Each county has their own version along with their own criteria and the manner that it is administered. But for the most part they are rather similar with just subtle differences. As mentioned, Sobriety Court is an alternative for going to jail, or at the very least getting a reduced sentenced. Usually you have to have at least two prior convictions for alcohol or other drug-related offenses, and no violent criminal history. You have to be a full-time resident of the county you’re being charged in and you have to be of adult age, usually either 17 or 18.

The program is voluntary and the Probation Department will make a preliminary decision if you meet the criteria. The judge ultimately is the one that has to agree, but they often follow the recommendations of the prosecution. You can still go to jail even with Sobriety Court, but your jail sentence would be reduced because of Sobriety Court if that were the case. A lot of time there is no jail involved with Sobriety Court.

The program usually lasts anywhere from 18-24 months (again, the judge will decide) with three or four phases. The program usually starts off with its intensity at the highest and as if phase is completed, the intensity of the requirements slowly decreases. Again, each county has their own way they administer it, but that’s the basic way they operate. The program usually consists of meetings such as NA, AA, CA, etc., community service, random drug and alcohol testing, random home visits, intense weekly meetings with your probation officer, and monthly review hearings with the judge to determine your progress. Think of it as an intensive form of probation. Just like with probation, if you successfully comply over a period of time, your time may be reduced or some of the requirements lessened as time goes on. But also be aware that if you are not meeting your Sobriety Court requirements, the judge can terminate the program and sentence you to jail. Make sure that Sobriety Court is a priority because you won’t get many second chances with it.

All participants work together to help you succeed.

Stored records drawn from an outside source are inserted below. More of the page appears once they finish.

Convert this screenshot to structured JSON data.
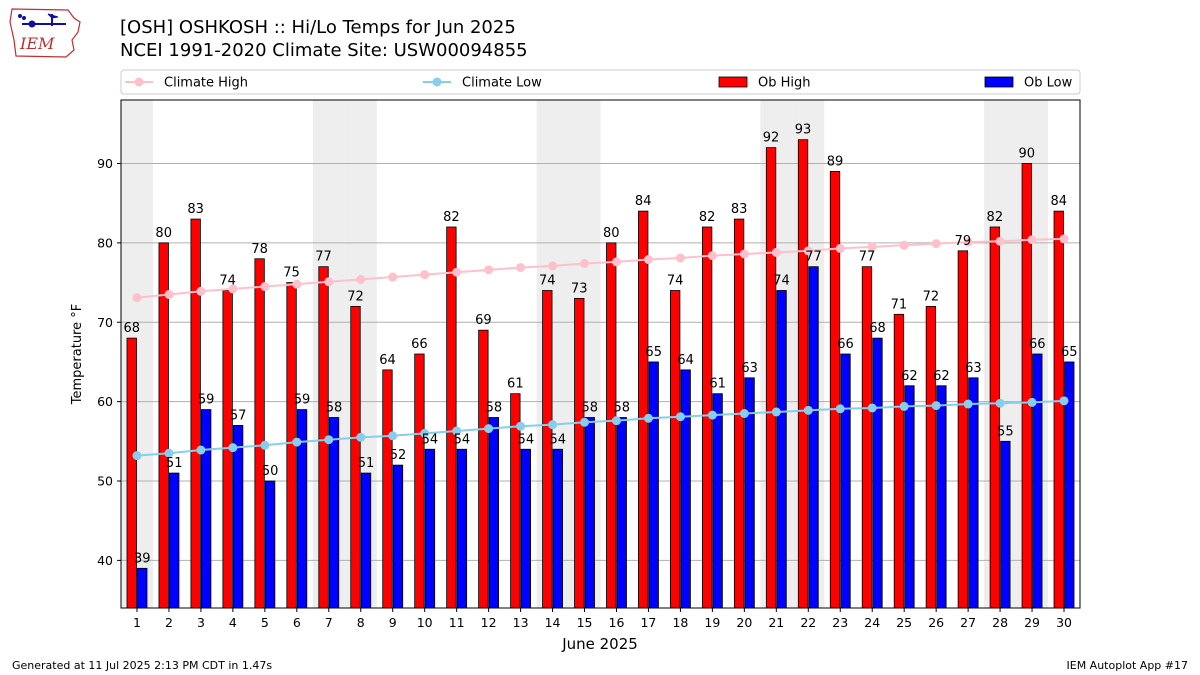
{
  "header": {
    "title_line1": "[OSH] OSHKOSH :: Hi/Lo Temps for Jun 2025",
    "title_line2": "NCEI 1991-2020 Climate Site: USW00094855"
  },
  "logo": {
    "text": "IEM",
    "icon": "iowa-state-map-icon"
  },
  "footer": {
    "left": "Generated at 11 Jul 2025 2:13 PM CDT in 1.47s",
    "right": "IEM Autoplot App #17"
  },
  "colors": {
    "ob_high": "#ff0000",
    "ob_low": "#0000ff",
    "climate_high": "#ffc0cb",
    "climate_low": "#87ceeb",
    "weekend_shade": "#eeeeee",
    "grid": "#b0b0b0"
  },
  "chart_data": {
    "type": "bar",
    "xlabel": "June 2025",
    "ylabel": "Temperature °F",
    "ylim": [
      34,
      98
    ],
    "yticks": [
      40,
      50,
      60,
      70,
      80,
      90
    ],
    "grid": "horizontal",
    "legend_placement": "top",
    "categories": [
      "1",
      "2",
      "3",
      "4",
      "5",
      "6",
      "7",
      "8",
      "9",
      "10",
      "11",
      "12",
      "13",
      "14",
      "15",
      "16",
      "17",
      "18",
      "19",
      "20",
      "21",
      "22",
      "23",
      "24",
      "25",
      "26",
      "27",
      "28",
      "29",
      "30"
    ],
    "weekend_days": [
      1,
      7,
      8,
      14,
      15,
      21,
      22,
      28,
      29
    ],
    "series": [
      {
        "name": "Climate High",
        "kind": "line",
        "values": [
          73.1,
          73.5,
          73.9,
          74.2,
          74.5,
          74.8,
          75.1,
          75.4,
          75.7,
          76.0,
          76.3,
          76.6,
          76.9,
          77.1,
          77.4,
          77.6,
          77.9,
          78.1,
          78.4,
          78.6,
          78.8,
          79.0,
          79.3,
          79.5,
          79.7,
          79.9,
          80.1,
          80.2,
          80.4,
          80.5
        ]
      },
      {
        "name": "Climate Low",
        "kind": "line",
        "values": [
          53.2,
          53.5,
          53.9,
          54.2,
          54.5,
          54.9,
          55.2,
          55.5,
          55.7,
          56.0,
          56.3,
          56.6,
          56.9,
          57.1,
          57.4,
          57.6,
          57.9,
          58.1,
          58.3,
          58.5,
          58.7,
          58.9,
          59.1,
          59.2,
          59.4,
          59.5,
          59.7,
          59.8,
          59.9,
          60.1
        ]
      },
      {
        "name": "Ob High",
        "kind": "bar",
        "values": [
          68,
          80,
          83,
          74,
          78,
          75,
          77,
          72,
          64,
          66,
          82,
          69,
          61,
          74,
          73,
          80,
          84,
          74,
          82,
          83,
          92,
          93,
          89,
          77,
          71,
          72,
          79,
          82,
          90,
          84
        ]
      },
      {
        "name": "Ob Low",
        "kind": "bar",
        "values": [
          39,
          51,
          59,
          57,
          50,
          59,
          58,
          51,
          52,
          54,
          54,
          58,
          54,
          54,
          58,
          58,
          65,
          64,
          61,
          63,
          74,
          77,
          66,
          68,
          62,
          62,
          63,
          55,
          66,
          65
        ]
      }
    ]
  }
}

The judge, the prosecutor, your probation officer all want to see you successfully make it through the program. Don’t just use it as a means of getting out of jail. Make sure you take full advantage of the benefits that it brings. If you earnestly follow the program, you are well on your way of becoming drug or alcohol free which means that you are less likely to be a participant in the criminal justice system again. And they just don’t leave you high and dry after you’re done either. Not only do you live with the skills and tools to succeed and overcome your addictions, but they will offer continuing support through various and programs and meetings that can always help you along the way whenever you need it.

Make sure to ask your lawyer if you qualify for Sobriety Court and how to go about petitioning the Court. It’s always good if you can get the prosecutor to agree on it. Convince them that you are a willing participant and a perfect candidate for Sobriety Court.